Terminamos, pero el trabajo sigue…
Hoy fue nuestra última clase de Redacción I: la cita ha, definitivamente, llegado a su fin. Comenzamos leyendo los borradores del texto argumentativo necesario para aprobar el TPF. Marce fue dando las devoluciones con su disciplina tierna, de la misma forma en que lo hizo todo el año. La problemática que se repetía en casi todos era la misma: persuadir al lector, invitarlo a ser parte.
Entre risas forzadas terminó la lectura exigente y llegó la parte emotiva. A principios de año, en la primera clase, Belu Lattuca (nuestra ayudante de cátedra) nos había repartido a cada uno un papel con la consigna de escribir un breve texto para nuestros “yo de diciembre”. Así fue como comenzó a devolverlos, uno tras otro. La lectura personal de cada uno de ellos dio fin a un ciclo de mala muerte: al final, seguimos estando vivos.
Pero el momento sensible no terminó ahí. Marce comenzó a preguntarnos cómo nos había marcado la materia. Los comentarios giraron en torno a los cambios en la autoexigencia, en la forma de escribir y sobre todo, a una de las enseñanzas más fuertes que nos dejó la profe: no se escribe para uno, se escribe para un otro. Cuando el texto no es leído, termina por morir.
Este año aprendimos muchísimas cosas valiosas, pero también nos estresamos un montonazo. En esas dos polaridades, estuvimos acompañados siempre. Gracias a Marcela por enseñarnos con rigor y amorosidad, y a Belu y Marina por estar disponibles cada vez que las necesitábamos (muchas veces, a último momento).

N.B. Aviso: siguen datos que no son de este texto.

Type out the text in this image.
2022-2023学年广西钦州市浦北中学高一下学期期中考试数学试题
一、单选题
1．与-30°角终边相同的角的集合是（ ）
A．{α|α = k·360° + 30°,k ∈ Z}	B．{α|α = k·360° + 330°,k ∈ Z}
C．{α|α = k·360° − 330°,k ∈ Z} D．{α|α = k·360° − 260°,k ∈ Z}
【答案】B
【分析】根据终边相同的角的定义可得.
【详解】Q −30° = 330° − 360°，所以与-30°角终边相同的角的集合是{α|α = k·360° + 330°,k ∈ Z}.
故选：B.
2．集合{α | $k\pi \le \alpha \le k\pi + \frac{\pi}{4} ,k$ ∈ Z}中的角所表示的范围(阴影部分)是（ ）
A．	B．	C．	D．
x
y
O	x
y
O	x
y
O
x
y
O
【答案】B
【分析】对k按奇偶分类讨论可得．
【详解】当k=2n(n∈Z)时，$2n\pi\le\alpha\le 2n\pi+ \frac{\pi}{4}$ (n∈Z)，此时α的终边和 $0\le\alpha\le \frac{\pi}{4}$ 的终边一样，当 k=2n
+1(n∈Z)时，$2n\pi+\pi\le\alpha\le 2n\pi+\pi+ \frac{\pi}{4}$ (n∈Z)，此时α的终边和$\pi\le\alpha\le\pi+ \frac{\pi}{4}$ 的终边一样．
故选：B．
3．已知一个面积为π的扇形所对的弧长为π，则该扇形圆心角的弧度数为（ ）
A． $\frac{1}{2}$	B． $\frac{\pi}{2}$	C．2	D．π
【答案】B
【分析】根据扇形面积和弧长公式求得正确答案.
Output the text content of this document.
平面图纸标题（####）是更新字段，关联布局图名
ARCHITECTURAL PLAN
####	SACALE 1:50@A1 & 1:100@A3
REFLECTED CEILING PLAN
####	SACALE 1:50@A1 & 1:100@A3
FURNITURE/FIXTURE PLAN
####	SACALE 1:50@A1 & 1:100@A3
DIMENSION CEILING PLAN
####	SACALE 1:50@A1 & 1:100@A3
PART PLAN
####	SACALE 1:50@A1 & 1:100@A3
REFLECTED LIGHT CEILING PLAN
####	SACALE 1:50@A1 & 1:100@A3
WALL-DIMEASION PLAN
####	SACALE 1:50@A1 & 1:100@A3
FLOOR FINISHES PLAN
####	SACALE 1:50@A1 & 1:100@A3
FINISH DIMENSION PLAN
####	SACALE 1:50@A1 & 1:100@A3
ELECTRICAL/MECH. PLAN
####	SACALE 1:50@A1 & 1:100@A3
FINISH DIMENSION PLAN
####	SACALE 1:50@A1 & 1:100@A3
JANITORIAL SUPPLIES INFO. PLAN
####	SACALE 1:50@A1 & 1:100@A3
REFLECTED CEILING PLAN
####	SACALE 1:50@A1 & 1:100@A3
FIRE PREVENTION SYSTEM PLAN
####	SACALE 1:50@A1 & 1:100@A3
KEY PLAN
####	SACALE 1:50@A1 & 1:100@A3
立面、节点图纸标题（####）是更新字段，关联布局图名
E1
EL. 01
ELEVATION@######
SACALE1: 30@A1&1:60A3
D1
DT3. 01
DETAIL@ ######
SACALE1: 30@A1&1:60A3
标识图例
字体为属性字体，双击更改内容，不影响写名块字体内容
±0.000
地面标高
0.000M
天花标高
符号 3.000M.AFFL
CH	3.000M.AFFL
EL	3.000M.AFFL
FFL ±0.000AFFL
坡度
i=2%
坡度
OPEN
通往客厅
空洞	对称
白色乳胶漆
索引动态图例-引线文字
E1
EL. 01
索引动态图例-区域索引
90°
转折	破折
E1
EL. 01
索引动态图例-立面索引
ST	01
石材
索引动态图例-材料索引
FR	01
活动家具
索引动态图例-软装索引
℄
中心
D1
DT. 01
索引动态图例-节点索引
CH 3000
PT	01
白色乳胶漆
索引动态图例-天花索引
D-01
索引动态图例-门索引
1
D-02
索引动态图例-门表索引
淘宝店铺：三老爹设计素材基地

Y también, gracias a nosotros, por habernos brindado apoyo emocional en esos momentos en que sentíamos que era el fin del mundo, jaja.
Terminaron las clases pero el trabajo sigue, se aproxima la entrega del TPF: 22 de Noviembre.
Muchísima suerte a todos, recuerden todo lo que aprendimos en este largo camino, y que Dios (Belu y Marina) los ayuden!